Vaccination against Mareks and consulting a certified veterinarian are also required.
Day-old chicks must be vaccinated against Mareks disease before sale.
This is an establishment for the selective breeding of poultry for production of hatching eggs, commonly referred to as the parent stock as they produce the chicks that the farmers rear for meat or egg production.
The parent stock, on the other hand, comes from a grandparent stock and although Kenya has several parent stock farms, it is only recently that a grandparent stock farm was established to serve the country and the region, which previously depended on imported day-old chicks or fertilised eggs.
It is more convenient for a hatchery to have its own breeding farm than sourcing for the eggs from external sources.
The farm should be separated from other farming activities by a physical wall/fence that should extend to be a perimeter fence; should have good drainage; adequate ventilation and have biosecurity provisions.
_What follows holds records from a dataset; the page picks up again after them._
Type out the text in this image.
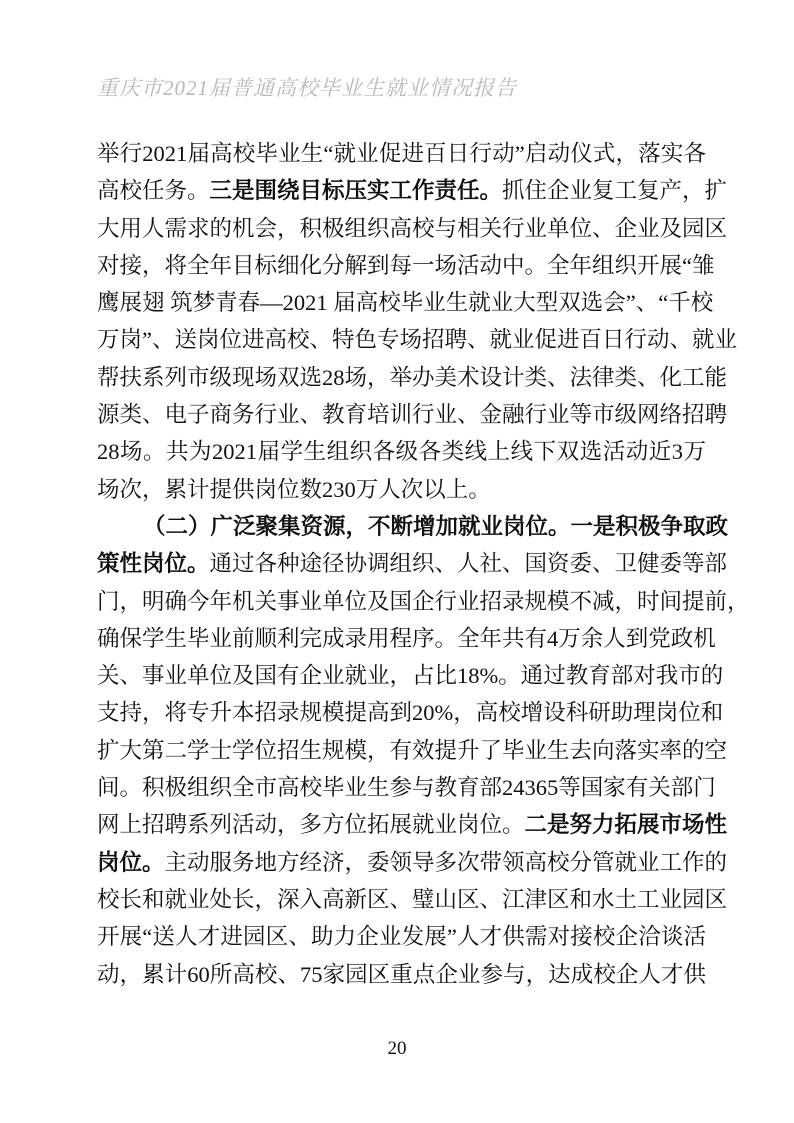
重庆市2021届普通高校毕业生就业情况报告
举行2021届高校毕业生“就业促进百日行动”启动仪式，落实各
高校任务。三是围绕目标压实工作责任。抓住企业复工复产，扩
大用人需求的机会，积极组织高校与相关行业单位、企业及园区
对接，将全年目标细化分解到每一场活动中。全年组织开展“雏
鹰展翅 筑梦青春—2021 届高校毕业生就业大型双选会”、“千校
万岗”、送岗位进高校、特色专场招聘、就业促进百日行动、就业
帮扶系列市级现场双选28场，举办美术设计类、法律类、化工能
源类、电子商务行业、教育培训行业、金融行业等市级网络招聘
28场。共为2021届学生组织各级各类线上线下双选活动近3万
场次，累计提供岗位数230万人次以上。
（二）广泛聚集资源，不断增加就业岗位。一是积极争取政
策性岗位。通过各种途径协调组织、人社、国资委、卫健委等部
门，明确今年机关事业单位及国企行业招录规模不减，时间提前，
确保学生毕业前顺利完成录用程序。全年共有4万余人到党政机
关、事业单位及国有企业就业，占比18%。通过教育部对我市的
支持，将专升本招录规模提高到20%，高校增设科研助理岗位和
扩大第二学士学位招生规模，有效提升了毕业生去向落实率的空
间。积极组织全市高校毕业生参与教育部24365等国家有关部门
网上招聘系列活动，多方位拓展就业岗位。二是努力拓展市场性
岗位。主动服务地方经济，委领导多次带领高校分管就业工作的
校长和就业处长，深入高新区、璧山区、江津区和水土工业园区
开展“送人才进园区、助力企业发展”人才供需对接校企洽谈活
动，累计60所高校、75家园区重点企业参与，达成校企人才供
20
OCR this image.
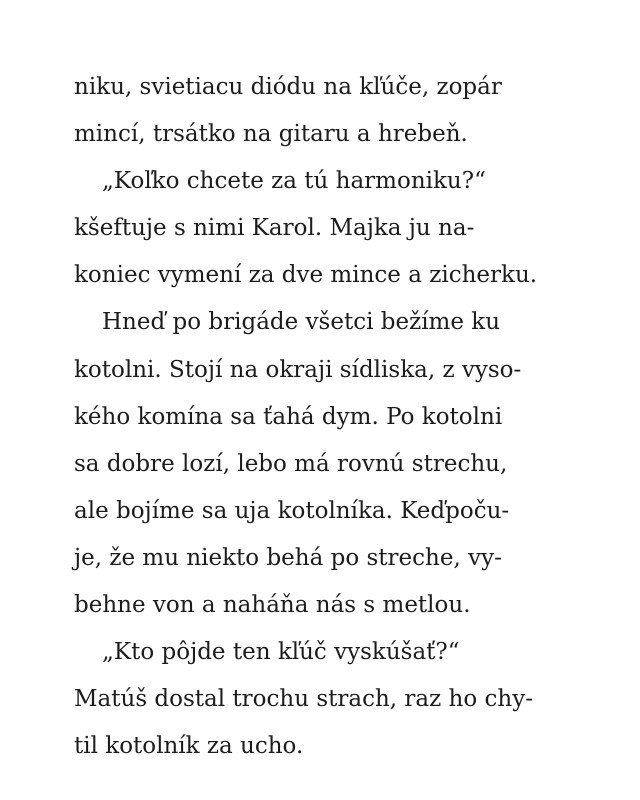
niku, svietiacu diódu na kľúče, zopár
mincí, trsátko na gitaru a hrebeň.
„Koľko chcete za tú harmoniku?“
kšeftuje s nimi Karol. Majka ju na-
koniec vymení za dve mince a zicherku.
Hneď po brigáde všetci bežíme ku
kotolni. Stojí na okraji sídliska, z vyso-
kého komína sa ťahá dym. Po kotolni
sa dobre lozí, lebo má rovnú strechu,
ale bojíme sa uja kotolníka. Keďpoču-
je, že mu niekto behá po streche, vy-
behne von a naháňa nás s metlou.
„Kto pôjde ten kľúč vyskúšať?“
Matúš dostal trochu strach, raz ho chy-
til kotolník za ucho.
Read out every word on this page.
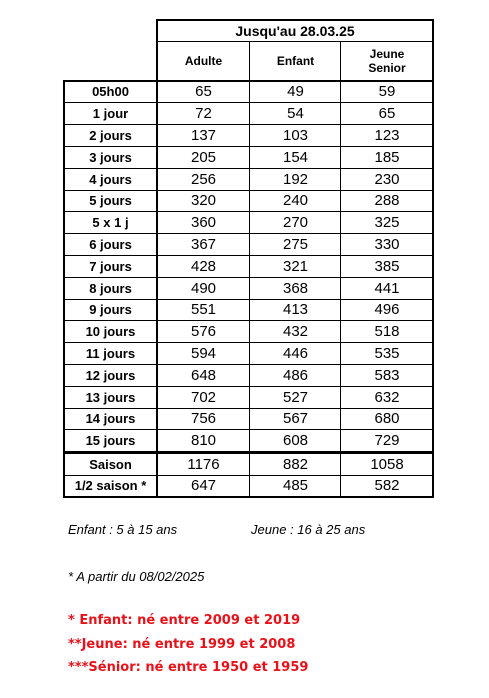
Jusqu'au 28.03.25
Adulte	Enfant	Jeune
Senior
05h00	65	49	59
1 jour	72	54	65
2 jours	137	103	123
3 jours	205	154	185
4 jours	256	192	230
5 jours	320	240	288
5 x 1 j	360	270	325
6 jours	367	275	330
7 jours	428	321	385
8 jours	490	368	441
9 jours	551	413	496
10 jours	576	432	518
11 jours	594	446	535
12 jours	648	486	583
13 jours	702	527	632
14 jours	756	567	680
15 jours	810	608	729
Saison	1176	882	1058
1/2 saison *	647	485	582
Enfant : 5 à 15 ans	Jeune : 16 à 25 ans
* A partir du 08/02/2025
* Enfant: né entre 2009 et 2019
**Jeune: né entre 1999 et 2008
***Sénior: né entre 1950 et 1959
Where the birds are reared outdoors, they must be confined to prevent unauthorised access by people and vehicles.
The farm should have facilities for staff sanitation; eggs, feed stores, offices and bedding material should be separated from the poultry house.
Waste of animal by-products such as dead birds plus litter should also be disposed of far from the poultry houses; equipment, water and feed sources should not be a source of contamination or introduction of pathogens and disease conditions.
Welfare of the birds should be observed to ensure that they are not exposed to danger and suffering.
The houses should be rodent and pest-proof and the birds should be vaccinated against common diseases such as Newcastle, Mareks, Gumboro, Fowl Typhoid, Avian encephalitis and infectious bronchitis.
Birds should be tested for the Pullorum disease between 18 and 22 weeks of age. On the farm, one should use medicines only authorised in the country and keep all records indicated in the protocol and ensure that the standards are maintained through annual inspection/licensing by veterinary inspectors.
Chick distribution points
Distribution points should be inspected for purposes of licensing, and existing ones inspected for determination of annual renewal of the licence. The facilities should be well-ventilated and animal welfare assured.
Dr Jecinta Mwirigi, [email protected]
Get it fast
Before buying chicks, ensure that...
They look healthy, alert and interested in their environment.
They should be clean, dry and free from dirt and have clear and bright eyes.
They should not have any deformities; with a completely sealed and clean navel.
The legs should have the normal conformation, with no swelling and no hock or skin lesions.
The beak should be formed and the toes firm and straight; constant peeping and chirping are sounds of healthy chicks.